THE Antrim and District Angling Association has been accused of spreading ‘misinformation’ about a proposed hydro power scheme in Dunadry - and the company behind it are refusing to let them off the hook.
Last week Sinn Fein MLA Declan Kearney expressed concern that a section of a river in Crumlin had run dry - and he suggested that the abstraction of water by a local business was to blame.
Startling photographs showing the local rep standing on a bone dry river bed were produced to back up the claim.
The Antrim-based Angling Association saw those pictures - and claimed that similar ‘devastation’ could be in the pipeline for the Sixmile if a similar hydro power scheme was allowed to proceed further up stream.
They said they were concerned at the amount of water the licence allows the owner to abstract, claiming that it would have a ‘massive impact’ on the migration of protected dollaghan trout, salmon and smoults on the waterway.
“Our fishing club are always favourable towards most green energy schemes and environmental enhancement but not this type of hydro scheme,” said a ADAA spokesman.
“It has been proven many, many times on other rivers to have been disastrous.”
With the application currently with the council’s Planning Committee these are serious claims. And, according to the company behind the project, they are simply not true.
Furthermore, they insist that the Micro Hydroelectricity scheme will actually improve conditions for aquatic life.
“This represents one of the worst examples we have observed of false claims made by Angling groups opposed to this type of proposal. It is, unfortunately, a fisherman's tale,” said a spokesman.
“It would be bad enough if this misinformation from Antrim and District Angling Association was based on a lack of knowledge but the developers have been engaged in discussion with the ADAA for some months and have demonstrated the hands off flow provisions directly to their officers.
“It is, therefore, not only misleading but also disingenuous behaviour by the ADAA.”
They also reject parallels between recent events in Crumlin and what would happen along the Sixmile.
Indeed, they challenge if the ‘disappearance’ of a section of the river in Crumlin had anything to do with a hydro scheme at all.
“The photo in the Guardian and those published on the Facebook page of the ADAA in a related article are not of that section of river where the Crumlin hydro operates,” said the spokesman.
“There is a hydro scheme on the Crumlin River which operates at the weir abstracting water immediately above the weir and returning all of it directly below the weir - a short distance of less than 10 metres.
“It incorporates a fish pass which is flooded at all times when the hydro is operating. Any photo showing the river flow relating to the hydro would be of the weir or the fish pass. They aren't from that location.
A BIT FISHY
“Wherever the images were taken they do not relate to the operation of this hydro scheme. It is, therefore, a bit fishy!”
He added: “We have obtained data from the Crumlin hydro which shows that it has only operated for the equivalent of about 15 hours throughout all of April and May.

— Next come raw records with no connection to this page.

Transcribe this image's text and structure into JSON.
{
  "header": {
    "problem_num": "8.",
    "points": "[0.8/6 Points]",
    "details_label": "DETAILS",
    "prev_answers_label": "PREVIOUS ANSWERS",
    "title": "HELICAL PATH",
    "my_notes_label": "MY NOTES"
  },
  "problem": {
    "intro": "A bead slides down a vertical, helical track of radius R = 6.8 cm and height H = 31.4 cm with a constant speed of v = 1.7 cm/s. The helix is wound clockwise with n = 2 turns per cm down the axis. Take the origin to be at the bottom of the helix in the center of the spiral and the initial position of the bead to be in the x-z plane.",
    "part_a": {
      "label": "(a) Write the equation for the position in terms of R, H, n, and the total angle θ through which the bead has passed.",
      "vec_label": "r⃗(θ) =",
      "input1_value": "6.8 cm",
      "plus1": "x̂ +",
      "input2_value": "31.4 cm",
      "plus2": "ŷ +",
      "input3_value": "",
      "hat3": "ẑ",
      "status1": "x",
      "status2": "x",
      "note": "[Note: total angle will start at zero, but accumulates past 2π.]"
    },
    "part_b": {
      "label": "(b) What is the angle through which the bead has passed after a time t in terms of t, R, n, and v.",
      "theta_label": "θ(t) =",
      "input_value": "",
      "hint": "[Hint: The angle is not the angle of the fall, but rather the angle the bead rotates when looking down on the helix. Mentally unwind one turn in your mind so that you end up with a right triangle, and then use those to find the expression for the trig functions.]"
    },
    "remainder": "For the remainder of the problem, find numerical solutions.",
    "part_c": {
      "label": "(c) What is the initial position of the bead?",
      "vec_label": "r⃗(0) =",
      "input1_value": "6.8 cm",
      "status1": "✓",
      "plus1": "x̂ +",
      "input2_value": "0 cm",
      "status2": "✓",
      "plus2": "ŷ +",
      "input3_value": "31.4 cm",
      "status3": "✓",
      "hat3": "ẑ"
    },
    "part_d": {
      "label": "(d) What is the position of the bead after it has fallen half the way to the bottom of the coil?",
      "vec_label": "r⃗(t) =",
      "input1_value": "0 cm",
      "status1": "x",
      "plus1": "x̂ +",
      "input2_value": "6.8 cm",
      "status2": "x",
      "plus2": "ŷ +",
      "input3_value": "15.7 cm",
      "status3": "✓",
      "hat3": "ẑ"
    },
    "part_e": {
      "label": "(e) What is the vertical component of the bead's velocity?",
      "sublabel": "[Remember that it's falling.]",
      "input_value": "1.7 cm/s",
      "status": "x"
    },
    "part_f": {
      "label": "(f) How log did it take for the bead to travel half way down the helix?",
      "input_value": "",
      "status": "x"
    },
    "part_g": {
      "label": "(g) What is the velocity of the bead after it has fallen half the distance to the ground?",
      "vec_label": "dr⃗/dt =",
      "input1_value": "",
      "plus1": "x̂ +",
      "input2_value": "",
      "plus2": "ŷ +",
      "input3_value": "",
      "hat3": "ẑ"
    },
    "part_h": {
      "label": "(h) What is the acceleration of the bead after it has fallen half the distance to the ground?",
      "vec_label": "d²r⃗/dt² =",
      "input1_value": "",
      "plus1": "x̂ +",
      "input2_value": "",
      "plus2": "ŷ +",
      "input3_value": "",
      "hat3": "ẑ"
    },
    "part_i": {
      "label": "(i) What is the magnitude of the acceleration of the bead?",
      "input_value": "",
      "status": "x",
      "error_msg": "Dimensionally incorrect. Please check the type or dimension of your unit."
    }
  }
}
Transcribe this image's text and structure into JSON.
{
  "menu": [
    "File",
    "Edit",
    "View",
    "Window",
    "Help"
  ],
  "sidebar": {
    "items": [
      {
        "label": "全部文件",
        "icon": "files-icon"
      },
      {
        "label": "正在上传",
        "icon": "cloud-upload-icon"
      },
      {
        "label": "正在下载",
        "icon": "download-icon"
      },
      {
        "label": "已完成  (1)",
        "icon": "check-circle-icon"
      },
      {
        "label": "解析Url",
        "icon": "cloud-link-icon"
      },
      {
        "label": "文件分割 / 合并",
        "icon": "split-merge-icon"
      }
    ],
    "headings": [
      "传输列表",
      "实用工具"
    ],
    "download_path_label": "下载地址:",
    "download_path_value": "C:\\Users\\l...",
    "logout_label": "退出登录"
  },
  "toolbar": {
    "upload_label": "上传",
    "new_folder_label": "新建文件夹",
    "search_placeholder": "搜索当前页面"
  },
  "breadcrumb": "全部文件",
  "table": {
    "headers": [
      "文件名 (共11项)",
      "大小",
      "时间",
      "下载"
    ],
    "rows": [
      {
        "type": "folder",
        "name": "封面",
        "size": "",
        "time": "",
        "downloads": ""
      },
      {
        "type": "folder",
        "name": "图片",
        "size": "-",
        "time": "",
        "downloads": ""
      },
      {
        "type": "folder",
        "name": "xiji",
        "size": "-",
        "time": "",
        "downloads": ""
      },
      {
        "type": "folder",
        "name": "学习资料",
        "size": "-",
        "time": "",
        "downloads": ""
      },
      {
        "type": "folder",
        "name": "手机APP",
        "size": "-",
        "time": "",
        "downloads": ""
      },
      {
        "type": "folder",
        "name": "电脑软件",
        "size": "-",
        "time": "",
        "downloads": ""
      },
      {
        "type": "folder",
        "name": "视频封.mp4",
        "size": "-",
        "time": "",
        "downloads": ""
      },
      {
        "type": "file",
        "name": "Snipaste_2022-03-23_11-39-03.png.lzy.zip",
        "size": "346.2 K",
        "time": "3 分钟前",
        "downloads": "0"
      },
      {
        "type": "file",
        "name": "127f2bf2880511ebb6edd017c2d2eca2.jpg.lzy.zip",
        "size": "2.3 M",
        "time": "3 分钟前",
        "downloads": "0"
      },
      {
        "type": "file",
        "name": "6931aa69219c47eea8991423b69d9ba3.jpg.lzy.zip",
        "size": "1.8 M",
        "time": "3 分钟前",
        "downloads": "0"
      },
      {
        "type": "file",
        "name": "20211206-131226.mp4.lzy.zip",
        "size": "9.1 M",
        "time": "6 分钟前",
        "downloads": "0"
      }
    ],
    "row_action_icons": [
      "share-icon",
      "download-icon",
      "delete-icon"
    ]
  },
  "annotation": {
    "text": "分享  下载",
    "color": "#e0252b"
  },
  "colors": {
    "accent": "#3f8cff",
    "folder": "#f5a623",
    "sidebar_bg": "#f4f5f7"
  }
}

Our rivers are in drought and the hydros are not operating.
“Furthermore the images are not representative of the proposal on the Sixmile Water.
“The proposal at McClure’s Mill on the Sixmile will operate under an Abstraction License which has been issued by NIEA.
“The license states the following: ‘When water is being abstracted the License holder shall maintain a residual flow between the Abstraction point and the Return point of at least 134,525 cubic metres per day (1,560 litres per second)‘"’.
“It is hard to conceptualise that volume of water but it is 1.56 tonnes of water every second. That is a lot of water.
“Relating that flow to the Crumlin River images and the Assemblyman would be up to his knees in it - and possibly in danger of his life.
“So the images are simply not representative of the proposal.”
The company maintain that any impact would be overwhelmingly positive.
“The proposal on the Sixmile Water will actually improve fish passage and also reinstate a derelict disused old mill dating back to the 1800s into productive operation.
“If you are in favour of supporting sensible, sensitive redevelopment of our old Mill infrastructure to generate renewable energy we encourage you to visit the planning web site and review the proposals and planning statement.
“These deal with the facts of the proposal and the safeguards to protect all the associated habitat.
“We would also encourage you to write a letter of support to the Newtownabbey planning office. Planning ref: LA03/2019/0120/F.”